Connor, yeah I hope that in 12g there would be a new feature which makes these advisors to turn themselves off if they detect they’re useless! ;-)
Thank you for the explanation Tanel.
Question:
Once we turn of the advisor how does Oracle decide with resizing?
When you turn off advisors (via undoc parameters or via statistics_level=basic) then the auotmatic resizing won’t be done at all.
What about if we disable only db_cache_advise ?
Will it be a problem only for db_cache size and if it is a problem then setting db_cache size as a minimum will be the permanent size or not ?
Tanel,
I wrote up a few conjectures about the implememtation of the buffer cache advisory some time ago – mainly in response to silly comments that someone was making about the advisory was proof that the buffer cache hit ratio was a useful performance metric.

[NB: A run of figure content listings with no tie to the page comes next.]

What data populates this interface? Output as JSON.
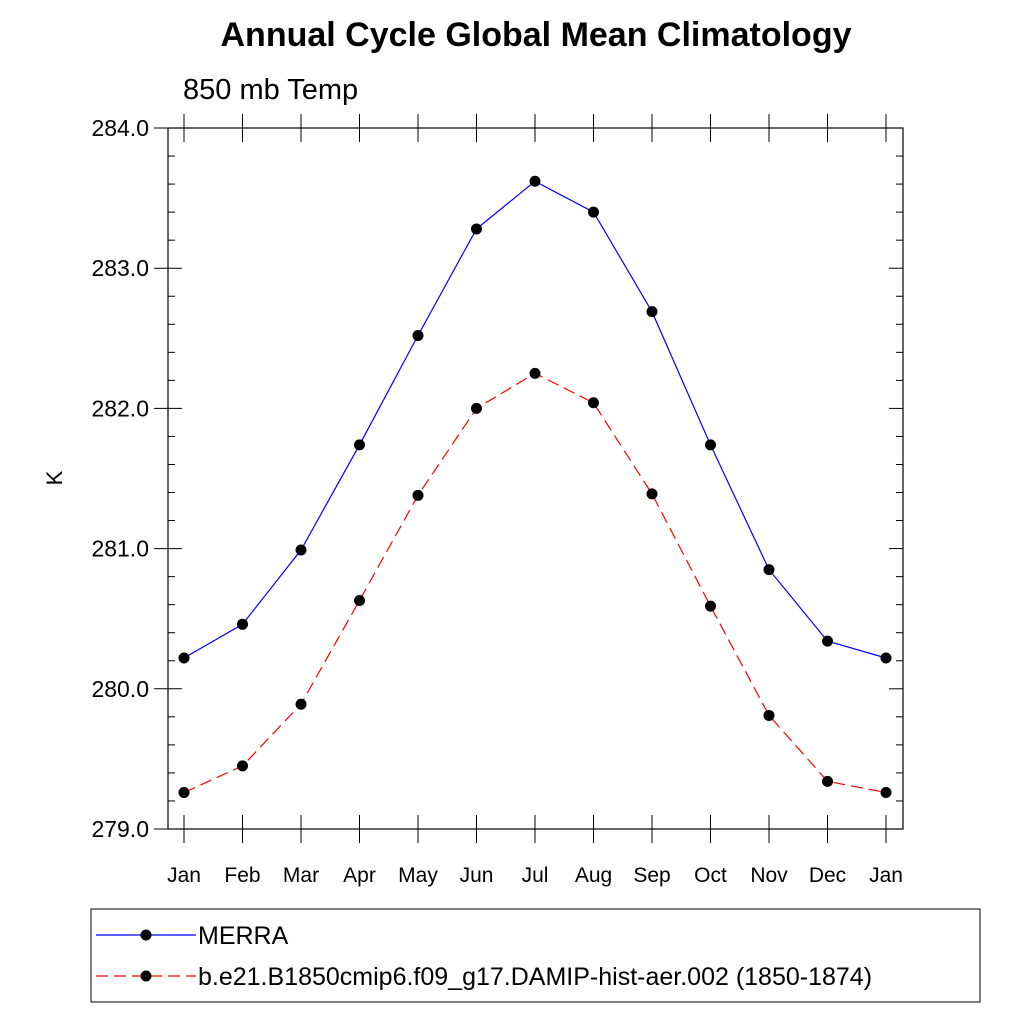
{
  "chart_data": {
    "type": "line",
    "title": "Annual Cycle Global Mean Climatology",
    "subtitle": "850 mb Temp",
    "xlabel": "",
    "ylabel": "K",
    "categories": [
      "Jan",
      "Feb",
      "Mar",
      "Apr",
      "May",
      "Jun",
      "Jul",
      "Aug",
      "Sep",
      "Oct",
      "Nov",
      "Dec",
      "Jan"
    ],
    "ylim": [
      279.0,
      284.0
    ],
    "yticks": [
      "279.0",
      "280.0",
      "281.0",
      "282.0",
      "283.0",
      "284.0"
    ],
    "grid": false,
    "legend_position": "bottom",
    "series": [
      {
        "name": "MERRA",
        "color": "#0000ff",
        "line_style": "solid",
        "marker": "filled-circle",
        "values": [
          280.22,
          280.46,
          280.99,
          281.74,
          282.52,
          283.28,
          283.62,
          283.4,
          282.69,
          281.74,
          280.85,
          280.34,
          280.22
        ]
      },
      {
        "name": "b.e21.B1850cmip6.f09_g17.DAMIP-hist-aer.002 (1850-1874)",
        "color": "#ff0000",
        "line_style": "dashed",
        "marker": "filled-circle",
        "values": [
          279.26,
          279.45,
          279.89,
          280.63,
          281.38,
          282.0,
          282.25,
          282.04,
          281.39,
          280.59,
          279.81,
          279.34,
          279.26
        ]
      }
    ]
  }
}
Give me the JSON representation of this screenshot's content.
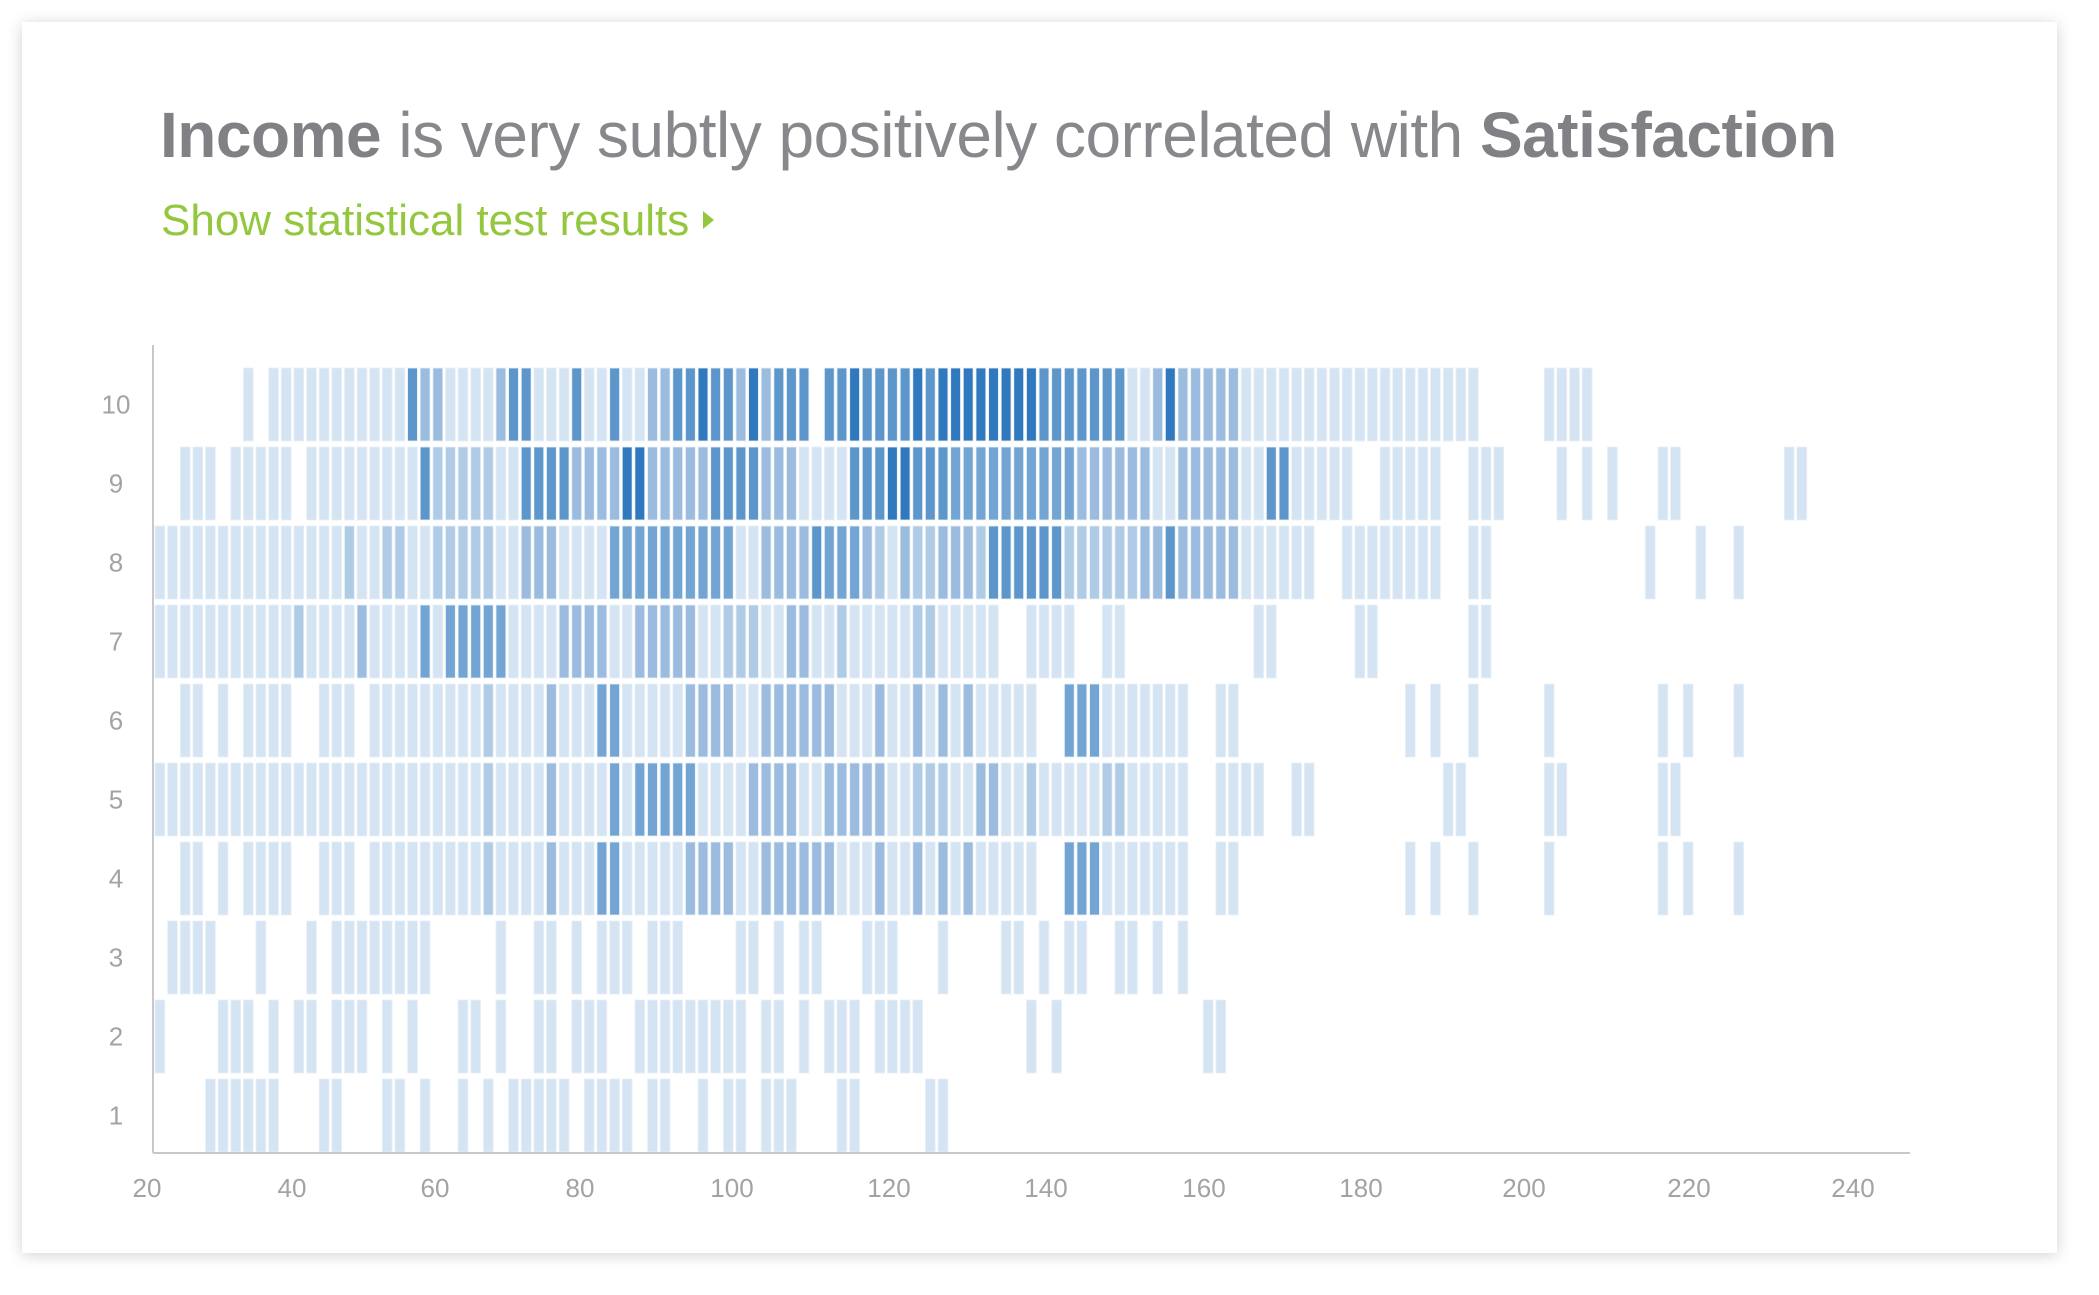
{
  "header": {
    "title_var1": "Income",
    "title_middle": " is very subtly positively correlated with ",
    "title_var2": "Satisfaction",
    "link_label": "Show statistical test results",
    "link_icon": "triangle-right-icon",
    "link_color": "#93c83e"
  },
  "chart_data": {
    "type": "heatmap",
    "title": "",
    "xlabel": "",
    "ylabel": "",
    "x_tick_labels": [
      "20",
      "40",
      "60",
      "80",
      "100",
      "120",
      "140",
      "160",
      "180",
      "200",
      "220",
      "240"
    ],
    "y_categories": [
      "1",
      "2",
      "3",
      "4",
      "5",
      "6",
      "7",
      "8",
      "9",
      "10"
    ],
    "grid": false,
    "legend": "none",
    "intensity_levels": 6,
    "colors": [
      "#ffffff",
      "#d5e4f2",
      "#b0cbe6",
      "#9bbcdf",
      "#72a5d3",
      "#5d96cb",
      "#3079be"
    ],
    "rows": {
      "10": [
        0,
        0,
        0,
        0,
        0,
        0,
        0,
        1,
        0,
        1,
        1,
        1,
        1,
        1,
        1,
        1,
        1,
        1,
        1,
        1,
        5,
        3,
        3,
        1,
        1,
        1,
        1,
        3,
        5,
        5,
        1,
        1,
        1,
        5,
        1,
        1,
        5,
        1,
        1,
        3,
        3,
        5,
        5,
        6,
        5,
        5,
        3,
        6,
        3,
        5,
        5,
        5,
        0,
        5,
        5,
        6,
        5,
        5,
        5,
        5,
        6,
        5,
        6,
        6,
        6,
        6,
        6,
        6,
        6,
        6,
        5,
        5,
        5,
        5,
        5,
        5,
        5,
        1,
        1,
        3,
        6,
        3,
        3,
        3,
        3,
        3,
        1,
        1,
        1,
        1,
        1,
        1,
        1,
        1,
        1,
        1,
        1,
        1,
        1,
        1,
        1,
        1,
        1,
        1,
        1,
        0,
        0,
        0,
        0,
        0,
        1,
        1,
        1,
        1,
        0,
        0,
        0,
        0,
        0,
        0,
        0,
        0,
        0,
        0,
        0,
        0,
        0,
        0,
        0,
        0,
        0
      ],
      "9": [
        0,
        0,
        1,
        1,
        1,
        0,
        1,
        1,
        1,
        1,
        1,
        0,
        1,
        1,
        1,
        1,
        1,
        1,
        1,
        1,
        1,
        5,
        2,
        2,
        2,
        2,
        2,
        1,
        1,
        5,
        5,
        5,
        5,
        3,
        3,
        3,
        3,
        6,
        6,
        3,
        3,
        3,
        3,
        3,
        5,
        5,
        5,
        5,
        3,
        3,
        3,
        1,
        1,
        1,
        1,
        5,
        5,
        5,
        6,
        6,
        5,
        5,
        5,
        4,
        4,
        4,
        4,
        4,
        4,
        4,
        4,
        4,
        4,
        3,
        3,
        3,
        3,
        3,
        3,
        1,
        1,
        3,
        3,
        3,
        3,
        3,
        1,
        1,
        5,
        5,
        1,
        1,
        1,
        1,
        1,
        0,
        0,
        1,
        1,
        1,
        1,
        1,
        0,
        0,
        1,
        1,
        1,
        0,
        0,
        0,
        0,
        1,
        0,
        1,
        0,
        1,
        0,
        0,
        0,
        1,
        1,
        0,
        0,
        0,
        0,
        0,
        0,
        0,
        0,
        1,
        1
      ],
      "8": [
        1,
        1,
        1,
        1,
        1,
        1,
        1,
        1,
        1,
        1,
        1,
        1,
        1,
        1,
        1,
        2,
        1,
        1,
        2,
        2,
        1,
        1,
        2,
        2,
        2,
        2,
        2,
        1,
        1,
        3,
        3,
        3,
        1,
        1,
        1,
        1,
        4,
        4,
        4,
        4,
        4,
        4,
        4,
        4,
        4,
        4,
        1,
        1,
        3,
        3,
        3,
        3,
        5,
        4,
        4,
        4,
        3,
        2,
        1,
        3,
        2,
        2,
        3,
        3,
        3,
        2,
        5,
        5,
        5,
        5,
        5,
        5,
        2,
        2,
        2,
        2,
        2,
        2,
        3,
        3,
        5,
        3,
        3,
        3,
        3,
        3,
        1,
        1,
        1,
        1,
        1,
        1,
        0,
        0,
        1,
        1,
        1,
        1,
        1,
        1,
        1,
        1,
        0,
        0,
        1,
        1,
        0,
        0,
        0,
        0,
        0,
        0,
        0,
        0,
        0,
        0,
        0,
        0,
        1,
        0,
        0,
        0,
        1,
        0,
        0,
        1,
        0,
        0,
        0,
        0,
        0
      ],
      "7": [
        1,
        1,
        1,
        1,
        1,
        1,
        1,
        1,
        1,
        1,
        1,
        2,
        1,
        1,
        1,
        1,
        3,
        1,
        1,
        1,
        1,
        4,
        1,
        4,
        4,
        4,
        4,
        4,
        1,
        1,
        1,
        1,
        3,
        3,
        3,
        3,
        1,
        1,
        3,
        3,
        3,
        3,
        3,
        1,
        1,
        2,
        2,
        2,
        1,
        1,
        3,
        3,
        1,
        1,
        2,
        1,
        1,
        1,
        1,
        1,
        2,
        2,
        1,
        1,
        1,
        1,
        1,
        0,
        0,
        1,
        1,
        1,
        1,
        0,
        0,
        1,
        1,
        0,
        0,
        0,
        0,
        0,
        0,
        0,
        0,
        0,
        0,
        1,
        1,
        0,
        0,
        0,
        0,
        0,
        0,
        1,
        1,
        0,
        0,
        0,
        0,
        0,
        0,
        0,
        1,
        1,
        0,
        0,
        0,
        0,
        0,
        0,
        0,
        0,
        0,
        0,
        0,
        0,
        0,
        0,
        0,
        0,
        0,
        0,
        0,
        0,
        0,
        0,
        0,
        0,
        0
      ],
      "6": [
        0,
        0,
        1,
        1,
        0,
        1,
        0,
        1,
        1,
        1,
        1,
        0,
        0,
        1,
        1,
        1,
        0,
        1,
        1,
        1,
        1,
        1,
        1,
        1,
        1,
        1,
        2,
        1,
        1,
        1,
        1,
        3,
        1,
        1,
        1,
        4,
        4,
        1,
        1,
        1,
        1,
        1,
        3,
        3,
        3,
        3,
        1,
        1,
        3,
        3,
        3,
        3,
        3,
        3,
        1,
        1,
        1,
        3,
        1,
        1,
        3,
        1,
        3,
        1,
        3,
        1,
        1,
        1,
        1,
        1,
        0,
        0,
        4,
        4,
        4,
        1,
        1,
        1,
        1,
        1,
        1,
        1,
        0,
        0,
        1,
        1,
        0,
        0,
        0,
        0,
        0,
        0,
        0,
        0,
        0,
        0,
        0,
        0,
        0,
        1,
        0,
        1,
        0,
        0,
        1,
        0,
        0,
        0,
        0,
        0,
        1,
        0,
        0,
        0,
        0,
        0,
        0,
        0,
        0,
        1,
        0,
        1,
        0,
        0,
        0,
        1,
        0,
        0,
        0,
        0,
        0
      ],
      "5": [
        1,
        1,
        1,
        1,
        1,
        1,
        1,
        1,
        1,
        1,
        1,
        1,
        1,
        1,
        1,
        1,
        1,
        1,
        1,
        1,
        1,
        1,
        1,
        1,
        1,
        1,
        2,
        1,
        1,
        1,
        1,
        3,
        1,
        1,
        1,
        1,
        4,
        1,
        4,
        4,
        4,
        4,
        4,
        1,
        1,
        1,
        1,
        3,
        3,
        3,
        3,
        1,
        1,
        3,
        3,
        3,
        3,
        3,
        1,
        1,
        2,
        2,
        2,
        1,
        1,
        3,
        3,
        1,
        1,
        2,
        1,
        1,
        1,
        1,
        1,
        2,
        2,
        1,
        1,
        1,
        1,
        1,
        0,
        0,
        1,
        1,
        1,
        1,
        0,
        0,
        1,
        1,
        0,
        0,
        0,
        0,
        0,
        0,
        0,
        0,
        0,
        0,
        1,
        1,
        0,
        0,
        0,
        0,
        0,
        0,
        1,
        1,
        0,
        0,
        0,
        0,
        0,
        0,
        0,
        1,
        1,
        0,
        0,
        0,
        0,
        0,
        0,
        0,
        0,
        0,
        0
      ],
      "4": [
        0,
        0,
        1,
        1,
        0,
        1,
        0,
        1,
        1,
        1,
        1,
        0,
        0,
        1,
        1,
        1,
        0,
        1,
        1,
        1,
        1,
        1,
        1,
        1,
        1,
        1,
        2,
        1,
        1,
        1,
        1,
        3,
        1,
        1,
        1,
        4,
        4,
        1,
        1,
        1,
        1,
        1,
        3,
        3,
        3,
        3,
        1,
        1,
        3,
        3,
        3,
        3,
        3,
        3,
        1,
        1,
        1,
        3,
        1,
        1,
        3,
        1,
        3,
        1,
        3,
        1,
        1,
        1,
        1,
        1,
        0,
        0,
        4,
        4,
        4,
        1,
        1,
        1,
        1,
        1,
        1,
        1,
        0,
        0,
        1,
        1,
        0,
        0,
        0,
        0,
        0,
        0,
        0,
        0,
        0,
        0,
        0,
        0,
        0,
        1,
        0,
        1,
        0,
        0,
        1,
        0,
        0,
        0,
        0,
        0,
        1,
        0,
        0,
        0,
        0,
        0,
        0,
        0,
        0,
        1,
        0,
        1,
        0,
        0,
        0,
        1,
        0,
        0,
        0,
        0,
        0
      ],
      "3": [
        0,
        1,
        1,
        1,
        1,
        0,
        0,
        0,
        1,
        0,
        0,
        0,
        1,
        0,
        1,
        1,
        1,
        1,
        1,
        1,
        1,
        1,
        0,
        0,
        0,
        0,
        0,
        1,
        0,
        0,
        1,
        1,
        0,
        1,
        0,
        1,
        1,
        1,
        0,
        1,
        1,
        1,
        0,
        0,
        0,
        0,
        1,
        1,
        0,
        1,
        0,
        1,
        1,
        0,
        0,
        0,
        1,
        1,
        1,
        0,
        0,
        0,
        1,
        0,
        0,
        0,
        0,
        1,
        1,
        0,
        1,
        0,
        1,
        1,
        0,
        0,
        1,
        1,
        0,
        1,
        0,
        1,
        0,
        0,
        0,
        0,
        0,
        0,
        0,
        0,
        0,
        0,
        0,
        0,
        0,
        0,
        0,
        0,
        0,
        0,
        0,
        0,
        0,
        0,
        0,
        0,
        0,
        0,
        0,
        0,
        0,
        0,
        0,
        0,
        0,
        0,
        0,
        0,
        0,
        0,
        0,
        0,
        0,
        0,
        0,
        0,
        0,
        0,
        0,
        0,
        0
      ],
      "2": [
        1,
        0,
        0,
        0,
        0,
        1,
        1,
        1,
        0,
        1,
        0,
        1,
        1,
        0,
        1,
        1,
        1,
        0,
        1,
        0,
        1,
        0,
        0,
        0,
        1,
        1,
        0,
        1,
        0,
        0,
        1,
        1,
        0,
        1,
        1,
        1,
        0,
        0,
        1,
        1,
        1,
        1,
        1,
        1,
        1,
        1,
        1,
        0,
        1,
        1,
        0,
        1,
        0,
        1,
        1,
        1,
        0,
        1,
        1,
        1,
        1,
        0,
        0,
        0,
        0,
        0,
        0,
        0,
        0,
        1,
        0,
        1,
        0,
        0,
        0,
        0,
        0,
        0,
        0,
        0,
        0,
        0,
        0,
        1,
        1,
        0,
        0,
        0,
        0,
        0,
        0,
        0,
        0,
        0,
        0,
        0,
        0,
        0,
        0,
        0,
        0,
        0,
        0,
        0,
        0,
        0,
        0,
        0,
        0,
        0,
        0,
        0,
        0,
        0,
        0,
        0,
        0,
        0,
        0,
        0,
        0,
        0,
        0,
        0,
        0,
        0,
        0,
        0,
        0,
        0,
        0
      ],
      "1": [
        0,
        0,
        0,
        0,
        1,
        1,
        1,
        1,
        1,
        1,
        0,
        0,
        0,
        1,
        1,
        0,
        0,
        0,
        1,
        1,
        0,
        1,
        0,
        0,
        1,
        0,
        1,
        0,
        1,
        1,
        1,
        1,
        1,
        0,
        1,
        1,
        1,
        1,
        0,
        1,
        1,
        0,
        0,
        1,
        0,
        1,
        1,
        0,
        1,
        1,
        1,
        0,
        0,
        0,
        1,
        1,
        0,
        0,
        0,
        0,
        0,
        1,
        1,
        0,
        0,
        0,
        0,
        0,
        0,
        0,
        0,
        0,
        0,
        0,
        0,
        0,
        0,
        0,
        0,
        0,
        0,
        0,
        0,
        0,
        0,
        0,
        0,
        0,
        0,
        0,
        0,
        0,
        0,
        0,
        0,
        0,
        0,
        0,
        0,
        0,
        0,
        0,
        0,
        0,
        0,
        0,
        0,
        0,
        0,
        0,
        0,
        0,
        0,
        0,
        0,
        0,
        0,
        0,
        0,
        0,
        0,
        0,
        0,
        0,
        0,
        0,
        0,
        0,
        0,
        0,
        0
      ]
    }
  }
}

Apart from the limited number of latches, I do wonder if the contention on the buffer cache simulator latches is a side effect of (a) an unlucky sample and (b) multiple simulator copies.
The note is at http://www.jlcomp.demon.co.uk/Cache_advice.html
Thanks Jonathan, good details in your note, especially the separate LRU management parts.
In early versions the buffer cache simulator (which was actually introduced in 8i internally) only had one simulator LRU list per buffer cache working set – and it was plain LRU, not the touch-count based one. This allowed using a single simulator LRU list for simulating multiple different cache sizes (as with plain LRU you can just use only a part of the LRU list to simulate a smaller cache size). It looks like this is still the same in 10g as well (I ran a little group by query against x$kcbsh in my test instance and it didn’t return duplicates, so either I got “lucky” or there’s still a single LRU list).
The KGL/shared pool simulator has always made time-based measurements, it measures how much *response time* would have been saved if a cached KGL object had been left in cache instead of a flush.
The buffer cache simulator didn’t have “time saved” info until 10g, so it just reported the estimated *counts* of physical reads and the DBA needed to make their decisions based on that.
But with Oracle 10g ASMM / sga_target Oracle measures the estimated read *time* (both for local file and global cache IO).
So, now as both KGL and buffer cahce simulators measure the estimated benefit in same units (time), ASMM can make informed decisions about benefit of resizing memory pools. So, I think since 10g these decisions are time-based as they should be (how would you compare number of physical IO vs number of library cache loads anyway :)
I definitely agree that the buffer cache advisor, even on 9i, is not based on buffer cache hit ratio, Oracle kernel developers aren’t that stupid ;)
And I think the KCB simulator lru latch contention comes from the problem that buffer cache simulator LRU list is a plain LRU list – requiring a LRU list operation every buffer access (when the simulator sample happens), but the real touch-count based LRU list operation does not need to move buffers around at every access.
And of course the simulator hash latch contention comes because too small number of hash latches and false contention.
Never knew how it worked.Now I know it. Thanks for sharing it … Tanel.